Describing Jim Thorpe as a great athlete would be doing him a severe injustice. A better description would be calling him the greatest athlete of the 20th Century. This label will probably be debated by many, but Thorpe's accomplishments speak louder than words.

James Francis Thorpe was born on May 28, 1887, in a one-room cabin in Oklahoma. Although there is much confusion on Thorpe's date of birth, this is the date according to his estate. He was a descendant of the last great Sauk and Fox Chief Black Hawk, a noted warrior and athlete. His Indian name, Wa-Tho-Huk, translated to “bright path the lightning makes as it goes across the sky”.

The career biography of Jim Thorpe reads like an encyclopedia of sports, encompassing virtually every major athletic event available.  In 1911, Thorpe scored 25 touchdowns and 198 points to lead an outstanding Carlisle (Pa.) Indian School team.  In the 1912 Olympic Games, he won both the pentathlon and decathlon events. This launched him toward a pro football career, highlighted in 1920 when he helped found the American Professional Football Association, which would evolve into the National Football League.

Apart from his career in football, Thorpe went on to play six years of Major League Baseball. Meanwhile, he managed to lead the Canton Bulldogs football team to unofficial world championships in 1916, 1917, and 1919. When he eventually finished his playing days in 1928 with the Chicago Cardinals, Jim Thorpe had become an athletic attraction that crowds flocked to see.
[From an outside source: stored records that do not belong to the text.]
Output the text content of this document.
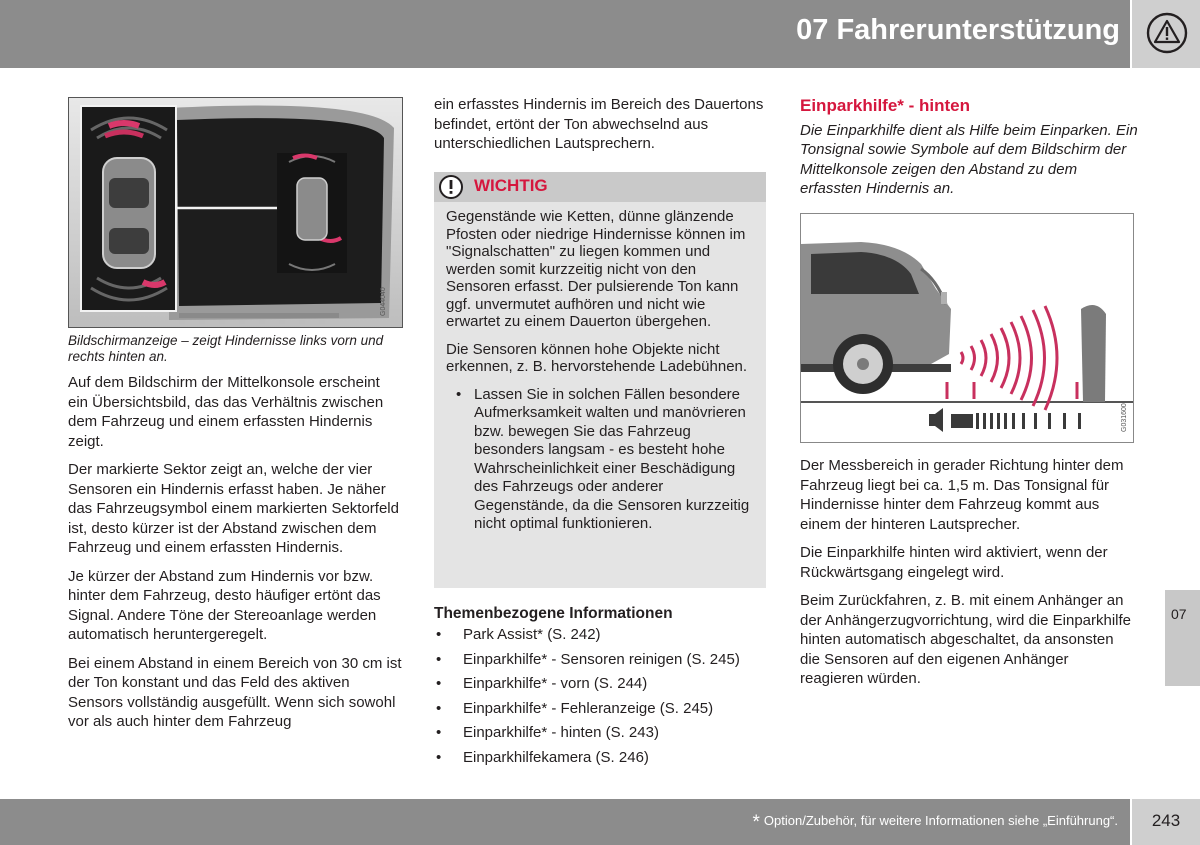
07 Fahrerunterstützung
G044040
Bildschirmanzeige – zeigt Hindernisse links vorn und rechts hinten an.

Auf dem Bildschirm der Mittelkonsole erscheint ein Übersichtsbild, das das Verhältnis zwischen dem Fahrzeug und einem erfassten Hindernis zeigt.

Der markierte Sektor zeigt an, welche der vier Sensoren ein Hindernis erfasst haben. Je näher das Fahrzeugsymbol einem markierten Sektorfeld ist, desto kürzer ist der Abstand zwischen dem Fahrzeug und einem erfassten Hindernis.

Je kürzer der Abstand zum Hindernis vor bzw. hinter dem Fahrzeug, desto häufiger ertönt das Signal. Andere Töne der Stereoanlage werden automatisch heruntergeregelt.

Bei einem Abstand in einem Bereich von 30 cm ist der Ton konstant und das Feld des aktiven Sensors vollständig ausgefüllt. Wenn sich sowohl vor als auch hinter dem Fahrzeug

ein erfasstes Hindernis im Bereich des Dauertons befindet, ertönt der Ton abwechselnd aus unterschiedlichen Lautsprechern.

WICHTIG

Gegenstände wie Ketten, dünne glänzende Pfosten oder niedrige Hindernisse können im "Signalschatten" zu liegen kommen und werden somit kurzzeitig nicht von den Sensoren erfasst. Der pulsierende Ton kann ggf. unvermutet aufhören und nicht wie erwartet zu einem Dauerton übergehen.

Die Sensoren können hohe Objekte nicht erkennen, z. B. hervorstehende Ladebühnen.

• Lassen Sie in solchen Fällen besondere Aufmerksamkeit walten und manövrieren bzw. bewegen Sie das Fahrzeug besonders langsam - es besteht hohe Wahrscheinlichkeit einer Beschädigung des Fahrzeugs oder anderer Gegenstände, da die Sensoren kurzzeitig nicht optimal funktionieren.
Themenbezogene Informationen
• Park Assist* (S. 242)
• Einparkhilfe* - Sensoren reinigen (S. 245)
• Einparkhilfe* - vorn (S. 244)
• Einparkhilfe* - Fehleranzeige (S. 245)
• Einparkhilfe* - hinten (S. 243)
• Einparkhilfekamera (S. 246)
Einparkhilfe* - hinten
Die Einparkhilfe dient als Hilfe beim Einparken. Ein Tonsignal sowie Symbole auf dem Bildschirm der Mittelkonsole zeigen den Abstand zu dem erfassten Hindernis an.
G031600

Der Messbereich in gerader Richtung hinter dem Fahrzeug liegt bei ca. 1,5 m. Das Tonsignal für Hindernisse hinter dem Fahrzeug kommt aus einem der hinteren Lautsprecher.

Die Einparkhilfe hinten wird aktiviert, wenn der Rückwärtsgang eingelegt wird.

Beim Zurückfahren, z. B. mit einem Anhänger an der Anhängerzugvorrichtung, wird die Einparkhilfe hinten automatisch abgeschaltet, da ansonsten die Sensoren auf den eigenen Anhänger reagieren würden.

07
* Option/Zubehör, für weitere Informationen siehe „Einführung“.	243
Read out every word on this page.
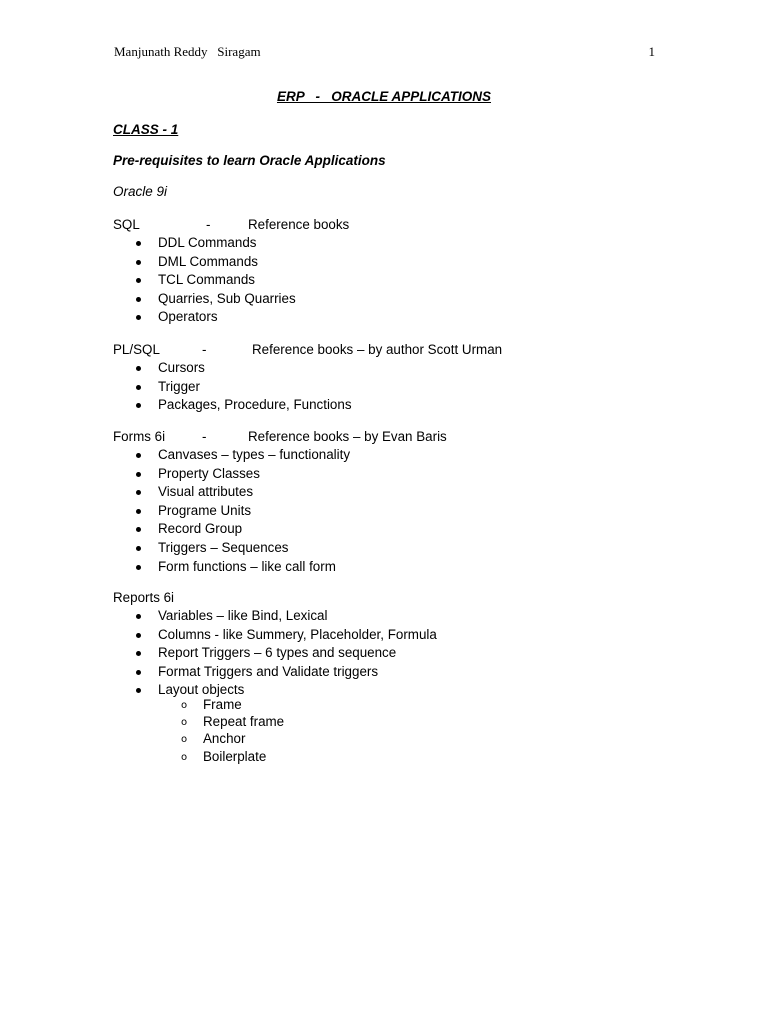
Manjunath Reddy   Siragam	1
ERP   -   ORACLE APPLICATIONS
CLASS - 1
Pre-requisites to learn Oracle Applications
Oracle 9i
SQL	-	Reference books
DDL Commands
DML Commands
TCL Commands
Quarries, Sub Quarries
Operators
PL/SQL	-	Reference books – by author Scott Urman
Cursors
Trigger
Packages, Procedure, Functions
Forms 6i	-	Reference books – by Evan Baris
Canvases – types – functionality
Property Classes
Visual attributes
Programe Units
Record Group
Triggers – Sequences
Form functions – like call form
Reports 6i
Variables – like Bind, Lexical
Columns - like Summery, Placeholder, Formula
Report Triggers – 6 types and sequence
Format Triggers and Validate triggers
Layout objects
o Frame
o Repeat frame
o Anchor
o Boilerplate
Jim Thorpe died on March 28, 1953.

He was voted "The Greatest Athlete of the First Half of the Century" by the Associated Press and became a charter member of the Pro Football Hall of Fame. But Thorpe's legend was galvanized into America's conscience at the 1912 Olympics, when he won the decathlon and pentathlon in Stockholm. At the awards ceremony, King Gustav V of Sweden congratulated him: "Sir, you are the greatest athlete in the world."